95 anos do CNE-Madeira assinalados com Eucaristia na Igreja do Colégio

O CNE conta com mais de 900 escuteiros na Região

Foto: Duarte Gomes

Foi com uma Eucaristia celebrada na manhã deste dia 8 de dezembro, na Igreja do Colégio, que o Corpo Nacional de Escutas na Madeira assinalou o seu 95.º aniversário. 

Presidida por D. Nuno Brás e concelebrada por outros sacerdotes, nomeadamente pelo Pe. Fábio Ferreira, Assistente Regional do CNE, esta foi uma oportunidade para o bispo diocesano explicar, de forma simples, a solenidade que se comemora neste dia dedicado à Imaculada Conceição, padroeira de Portugal.

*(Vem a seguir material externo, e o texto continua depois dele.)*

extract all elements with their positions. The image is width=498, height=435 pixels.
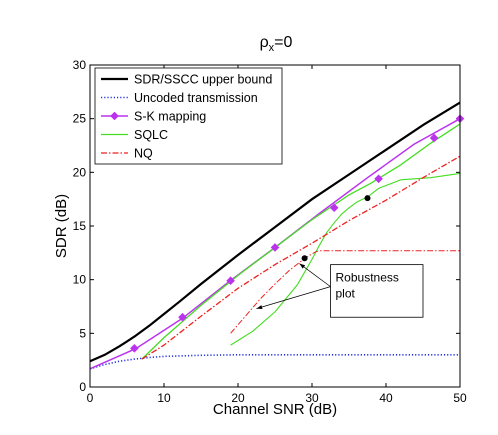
robustness-curves <box>230 172 461 346</box>
legend-label: S-K mapping <box>134 110 206 124</box>
sk-marker <box>374 174 383 184</box>
operating-point <box>364 195 371 202</box>
legend: SDR/SSCC upper bound Uncoded transmission… <box>94 67 283 165</box>
legend-label: SQLC <box>134 128 168 142</box>
y-tick-label: 5 <box>79 326 86 340</box>
title-base: ρ <box>260 34 269 51</box>
y-tick-label: 20 <box>73 165 87 179</box>
sk-marker <box>329 203 339 213</box>
y-tick-label: 25 <box>73 112 87 126</box>
x-tick-label: 0 <box>87 391 94 405</box>
plot-frame <box>89 64 461 388</box>
arrow-head <box>256 305 263 310</box>
series-markers <box>130 114 465 353</box>
arrow-head <box>299 263 306 269</box>
nq-robustness-curve <box>230 250 460 334</box>
sk-marker <box>130 344 139 353</box>
x-tick-label: 30 <box>305 391 319 405</box>
sk-marker <box>226 276 235 286</box>
operating-point <box>301 255 308 262</box>
robustness-annotation: Robustness plot <box>256 263 424 318</box>
sqlc-robustness-curve <box>230 172 461 346</box>
annotation-box <box>330 264 424 318</box>
y-tick-label: 0 <box>79 380 86 394</box>
sk-marker <box>178 312 187 322</box>
chart-title: ρx=0 <box>260 34 293 54</box>
x-tick-label: 10 <box>157 391 171 405</box>
series-line-0 <box>89 101 461 363</box>
title-subscript: x <box>269 42 275 54</box>
legend-marker <box>110 111 119 121</box>
highlight-points <box>301 195 371 262</box>
legend-label: Uncoded transmission <box>134 91 258 105</box>
y-tick-label: 15 <box>73 219 87 233</box>
sk-marker <box>429 133 439 143</box>
x-tick-label: 20 <box>231 391 245 405</box>
series-lines <box>89 101 461 370</box>
series-line-3 <box>141 123 461 360</box>
x-tick-label: 40 <box>379 391 393 405</box>
annotation-arrow <box>299 263 331 287</box>
axis-ticks: 0 10 20 30 40 50 0 5 10 15 20 25 30 <box>73 58 467 405</box>
x-axis-label: Channel SNR (dB) <box>213 401 337 418</box>
series-line-4 <box>141 155 461 360</box>
title-rest: =0 <box>274 34 292 51</box>
legend-label: NQ <box>134 147 153 161</box>
y-axis-label: SDR (dB) <box>53 194 70 258</box>
sk-marker <box>270 243 280 252</box>
x-tick-label: 50 <box>453 391 467 405</box>
y-tick-label: 10 <box>73 273 87 287</box>
legend-label: SDR/SSCC upper bound <box>134 73 272 87</box>
y-tick-label: 30 <box>73 58 87 72</box>
annotation-arrow <box>256 286 331 309</box>
annotation-text: Robustness <box>336 271 399 285</box>
annotation-text: plot <box>336 287 356 301</box>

Depois das boas vindas aos escuteiros e às entidades presentes, nomeadamente à Secretária da Juventude e Inclusão Ana Sousa, ao vereador Bruno Pereira e ao chefe nacional do Corpo Nacional de Escutas, Ivo Faria,  o prelado convidou a assembleia a “começar este dia a olhar para Nossa Senhora, porque queremos ser como Ela” e “queremos que Ela nos ensine isso mesmo”.

Na homilia, o bispo do Funchal explicou que Nossa Senhora “se chamava Maria, Maria de Nazaré”, mas que o anjo “aproveitou para lhe colocar uma alcunha e passou a chamá-la a cheia de Graça, tanto que quando rezamos a Ave Maria dizemos, cheia de graça”. 

Mas não se trata de uma graça qualquer. Trata-se “de sentir que aquela pessoa tem qualquer coisa que me faz sentir bem, que me faz querer ser melhor, de ser mais, e de não ficar neste dia a dia assim”. Essa, continuou, é “aquela pessoa verdadeiramente cheia de graça”. A pessoa que aceita fazer as coisas que Deus lhe pede de graça. E Nossa Senhora é essa pessoa. A “pessoa que vive com Deus e que recebe o amor de Deus porque sim, de graça, porque Deus quer, Deus chama, Deus transforma-a para Ela ser esta presença cheia de graça no meio de nós”.

É por isso, vincou, “que nós nos sentimos tão bem ao pé de Nossa Senhora, verdadeiramente Ela é a cheia de Graça”. Daí o convite para que, num momento de silêncio, a assembleia pudesse “dizer a Jesus: Senhor ajuda-me a ser como Maria, cheia de Graça”.